Wednesday, January 28, 2009
Steps to Minimize the Effects of Outsourcing
Source: Wise to social isues
What can be done to mitigate the impact of outsourcing on the American economy?
While the outsourcing of American jobs presents a challenge for workers who have lost their employment to foreign competition, steps can be taken to minimize the negative impact of outsourcing on the American economy. Training programs can increase the chance that an employee who has lost his or her job will be able to work in another field. Incentives offered to students to earn degrees in math, science, and engineering---disciplines that typically have resulted in high paying jobs---could boost the earning potential of a new generation of young professionals. Improved access to broadband technologies in neglected rural and urban areas could open workers otherwise unaware of the ways in which technology is transforming the economic landscape to the potential of the digital economy.
Adjustments to the American tax code, the introduction of policies that spur new business in burgeoning industries, and the strengthening of labor unions would all serve to insulate the American economy from the impact of outsourcing. New policies and programs are needed to increase the employability of people moving into the job market or dealing with a job loss due to outsourcing. Senator Hillary Rodham Clinton contends that the expansion of existing government programs---like the Trade Adjustment Assistance Program, designed to retrain and provide financial assistance to people who have lost manufacturing jobs---and adjustments to the tax code to stop providing incentives to companies who send jobs overseas are crucial to protecting the American economy from the consequences of outsourcing. She also identifies a need for institutions of higher learning to attract students to the fields of science and math, disciplines in which the United States has been losing ground to countries such as India and China. She laments the coverage of broadband Internet technology in America, pointing out that the United States ranks eleventh in providing network access to its citizens. She states, "We have to equip businesses and workers to become even more competitive, further develop the digital economy, and work to end trade and tax practices which undermine competitiveness."

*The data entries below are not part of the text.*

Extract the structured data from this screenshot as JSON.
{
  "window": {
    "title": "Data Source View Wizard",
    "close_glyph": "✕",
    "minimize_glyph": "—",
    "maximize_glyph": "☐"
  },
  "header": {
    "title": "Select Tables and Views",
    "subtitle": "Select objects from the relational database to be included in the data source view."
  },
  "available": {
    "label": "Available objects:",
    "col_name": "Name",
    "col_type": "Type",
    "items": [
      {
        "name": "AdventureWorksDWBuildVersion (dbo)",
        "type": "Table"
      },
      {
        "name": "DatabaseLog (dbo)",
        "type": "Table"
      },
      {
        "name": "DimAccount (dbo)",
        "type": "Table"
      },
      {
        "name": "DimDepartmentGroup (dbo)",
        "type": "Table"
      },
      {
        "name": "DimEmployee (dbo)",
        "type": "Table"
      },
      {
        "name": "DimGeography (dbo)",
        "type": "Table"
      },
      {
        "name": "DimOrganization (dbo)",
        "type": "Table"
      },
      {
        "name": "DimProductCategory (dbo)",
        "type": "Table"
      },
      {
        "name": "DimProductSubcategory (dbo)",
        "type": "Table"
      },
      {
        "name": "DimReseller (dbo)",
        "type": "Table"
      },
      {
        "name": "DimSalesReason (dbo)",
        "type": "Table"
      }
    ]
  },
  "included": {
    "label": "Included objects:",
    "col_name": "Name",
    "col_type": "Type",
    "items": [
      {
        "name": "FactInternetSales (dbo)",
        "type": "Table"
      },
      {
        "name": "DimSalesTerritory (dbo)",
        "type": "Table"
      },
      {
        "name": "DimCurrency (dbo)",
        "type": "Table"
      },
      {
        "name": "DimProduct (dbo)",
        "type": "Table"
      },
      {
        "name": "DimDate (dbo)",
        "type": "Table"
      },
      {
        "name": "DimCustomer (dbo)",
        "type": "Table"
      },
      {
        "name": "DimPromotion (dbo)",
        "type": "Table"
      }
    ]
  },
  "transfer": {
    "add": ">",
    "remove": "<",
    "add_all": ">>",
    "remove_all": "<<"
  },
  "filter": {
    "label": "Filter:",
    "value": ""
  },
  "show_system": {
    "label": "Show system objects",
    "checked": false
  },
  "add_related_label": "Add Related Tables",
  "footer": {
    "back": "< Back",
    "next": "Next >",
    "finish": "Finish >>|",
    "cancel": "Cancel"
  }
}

Robert D. Atkinson, of the Progressive Policy Institute, who suggests that while the new economy might be preventing people from achieving the "American Dream of owning a home, buying a car, and providing economic security for one's family," the government and industry can work more closely together to define and promote new classes of jobs to replace redundant positions. During the transition away from low-wage industries, Atkinson argues for reforms in labor laws that fortify the position of workers in collective bargaining sessions. He also advocates the adoption of a universal health care policy and promotes the indexing of the minimum wage to inflation. Tax policies that eliminate the advantage that the rich have over the poor would further reduce the impact that outsourcing has on the American economy. He argues that low-paying jobs do not need to be preserved if technologies and efficiencies result in their loss, but during the transition to an economy in which these jobs might be lost to overseas competition, more should be done to create new jobs and concomitant skills.